Among the celebrations marking this milestone, the Tarrant Institute’s #vted Reads podcast will be welcoming a new selection of Vermont luminaries to the show this season, including young adult authors Jo Knowles and Kate Messner, Vermont Humanities director Christopher Kaufman Ilstrup, and Vermont State Librarian Jason Broughton.
In continuing to tailor its services to the needs of partner schools during this unprecedented time, the Tarrant Institute has developed a panoply of remote learning and equity-based resources, as well as launching a new monthly series of online workshops aimed at providing a constructive interactional space for education practitioners.
The ongoing and emerging projects both represent a continuation of the Tarrant Institute’s original mission: to enable schools and educators to create deeply engaging learning opportunities with students, in school and out.
As schools nationwide turn to more creative and encompassing remote learning opportunities, the Tarrant Institute continues to provide partners with support for implementing research-driven best practices for students, educators, families and communities.
“We recognize that this moment in time presents unique challenges for schools,” said Tarrant Institute Director John Downes. “At the same time, it provides a unique opportunity for students to create pathways to learning outside the traditional school day and school building. What students engage in and take away from this period of history will inform not just their own lives, but could present a roadmap for schools to provide all students, moving forward, with expanded opportunities for learning in non-traditional ways.”
One example of this support is visible at White River Valley Middle School, located in the heart of Vermont’s rural southeast region. Over the past two years, the White River Valley Supervisory Union has worked closely with the Tarrant Institute in building a new middle school from the ground up. While the area’s elementary and high schools provided students with a rigorous curriculum, district administrators wanted more for young adolescents in their community. Their dream of a dedicated middle school took determination, courage, and quite a bit of community outreach to become a reality.
Now, the middle school offers students and families dedicated flexible learning opportunities, including a full-time outdoor classroom, which has proved invaluable during the current pandemic. “We were lucky enough to work with some phenomenally passionate educators and district leaders, with the support of a community who’s really engaged,” said Tarrant Institute professional development coordinator Scott Thompson. “They’re as excited as we are to see the promise of truly compelling learning experiences being lived by their students each and every day.”
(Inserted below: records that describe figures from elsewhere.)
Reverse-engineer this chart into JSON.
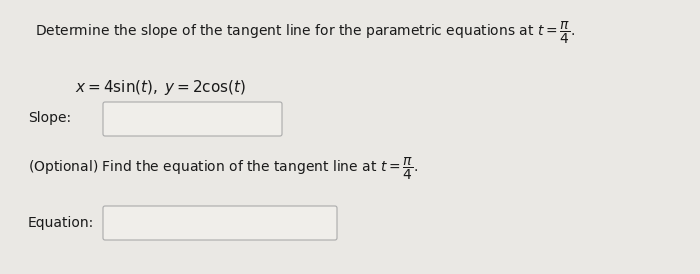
{
  "bg_color": "#eae8e4",
  "text_color": "#1a1a1a",
  "slope_label": "Slope:",
  "equation_label": "Equation:",
  "title_text": "Determine the slope of the tangent line for the parametric equations at $t = \\dfrac{\\pi}{4}$.",
  "eq_text": "$x = 4\\sin(t),\\; y = 2\\cos(t)$",
  "optional_text": "(Optional) Find the equation of the tangent line at $t = \\dfrac{\\pi}{4}$.",
  "box_facecolor": "#f0eeea",
  "box_edgecolor": "#aaaaaa",
  "title_fontsize": 10.0,
  "eq_fontsize": 11.0,
  "label_fontsize": 10.0
}
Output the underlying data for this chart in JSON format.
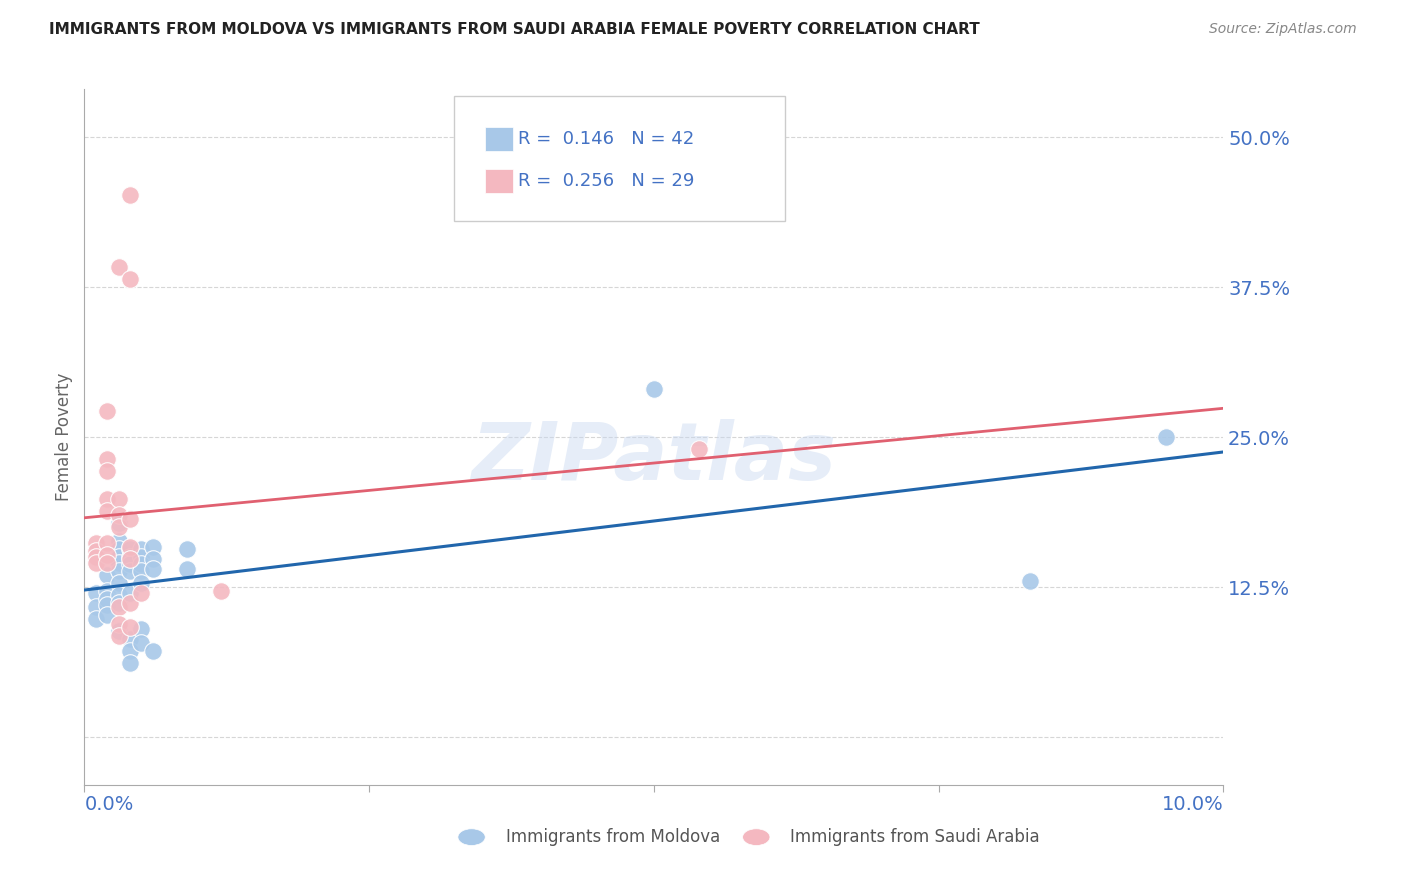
{
  "title": "IMMIGRANTS FROM MOLDOVA VS IMMIGRANTS FROM SAUDI ARABIA FEMALE POVERTY CORRELATION CHART",
  "source": "Source: ZipAtlas.com",
  "ylabel": "Female Poverty",
  "y_ticks": [
    0.0,
    0.125,
    0.25,
    0.375,
    0.5
  ],
  "y_tick_labels": [
    "",
    "12.5%",
    "25.0%",
    "37.5%",
    "50.0%"
  ],
  "x_range": [
    0.0,
    0.1
  ],
  "y_range": [
    -0.04,
    0.54
  ],
  "moldova_color": "#a8c8e8",
  "saudi_color": "#f4b8c0",
  "moldova_line_color": "#2166ac",
  "saudi_line_color": "#e06070",
  "legend_text_color": "#4472c4",
  "tick_label_color": "#4472c4",
  "moldova_R": 0.146,
  "moldova_N": 42,
  "saudi_R": 0.256,
  "saudi_N": 29,
  "watermark": "ZIPatlas",
  "moldova_points": [
    [
      0.001,
      0.12
    ],
    [
      0.001,
      0.108
    ],
    [
      0.001,
      0.098
    ],
    [
      0.002,
      0.135
    ],
    [
      0.002,
      0.122
    ],
    [
      0.002,
      0.115
    ],
    [
      0.002,
      0.11
    ],
    [
      0.002,
      0.102
    ],
    [
      0.003,
      0.178
    ],
    [
      0.003,
      0.163
    ],
    [
      0.003,
      0.157
    ],
    [
      0.003,
      0.15
    ],
    [
      0.003,
      0.145
    ],
    [
      0.003,
      0.138
    ],
    [
      0.003,
      0.128
    ],
    [
      0.003,
      0.118
    ],
    [
      0.003,
      0.112
    ],
    [
      0.003,
      0.088
    ],
    [
      0.004,
      0.157
    ],
    [
      0.004,
      0.15
    ],
    [
      0.004,
      0.144
    ],
    [
      0.004,
      0.138
    ],
    [
      0.004,
      0.12
    ],
    [
      0.004,
      0.082
    ],
    [
      0.004,
      0.072
    ],
    [
      0.004,
      0.062
    ],
    [
      0.005,
      0.157
    ],
    [
      0.005,
      0.15
    ],
    [
      0.005,
      0.144
    ],
    [
      0.005,
      0.138
    ],
    [
      0.005,
      0.128
    ],
    [
      0.005,
      0.09
    ],
    [
      0.005,
      0.078
    ],
    [
      0.006,
      0.158
    ],
    [
      0.006,
      0.148
    ],
    [
      0.006,
      0.14
    ],
    [
      0.006,
      0.072
    ],
    [
      0.009,
      0.157
    ],
    [
      0.009,
      0.14
    ],
    [
      0.05,
      0.29
    ],
    [
      0.095,
      0.25
    ],
    [
      0.083,
      0.13
    ]
  ],
  "saudi_points": [
    [
      0.001,
      0.162
    ],
    [
      0.001,
      0.155
    ],
    [
      0.001,
      0.15
    ],
    [
      0.001,
      0.145
    ],
    [
      0.002,
      0.272
    ],
    [
      0.002,
      0.232
    ],
    [
      0.002,
      0.222
    ],
    [
      0.002,
      0.198
    ],
    [
      0.002,
      0.188
    ],
    [
      0.002,
      0.162
    ],
    [
      0.002,
      0.152
    ],
    [
      0.002,
      0.145
    ],
    [
      0.003,
      0.392
    ],
    [
      0.003,
      0.198
    ],
    [
      0.003,
      0.185
    ],
    [
      0.003,
      0.175
    ],
    [
      0.003,
      0.108
    ],
    [
      0.003,
      0.094
    ],
    [
      0.003,
      0.084
    ],
    [
      0.004,
      0.452
    ],
    [
      0.004,
      0.382
    ],
    [
      0.004,
      0.182
    ],
    [
      0.004,
      0.158
    ],
    [
      0.004,
      0.148
    ],
    [
      0.004,
      0.112
    ],
    [
      0.004,
      0.092
    ],
    [
      0.005,
      0.12
    ],
    [
      0.054,
      0.24
    ],
    [
      0.012,
      0.122
    ]
  ]
}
What will the next 10 years hold for this group?
“We’re looking to expand the number and type of our partnerships,” said director Downes. “What we’re seeing now is the opportunity for many additional schools and districts to think beyond the traditional school setup. We’re interested in continuing to work with teams who genuinely want to partner with young adolescents, and collaboratively construct solutions that meet each situation.”
While the Institute generally enters into three-year relationships with schools or districts, they also create shorter workshops and learning experiences based on both available funding and a collaborative vision for student success. And, encouraged by the transformational results of the schools they’ve worked with so far, look forward to expanding.
“At the end of the day,” Downes said, “we’re in it to make sure young adolescents can take full advantage of not just the middle grades experience, but a wholly revolutionized outlook on lifelong learning.”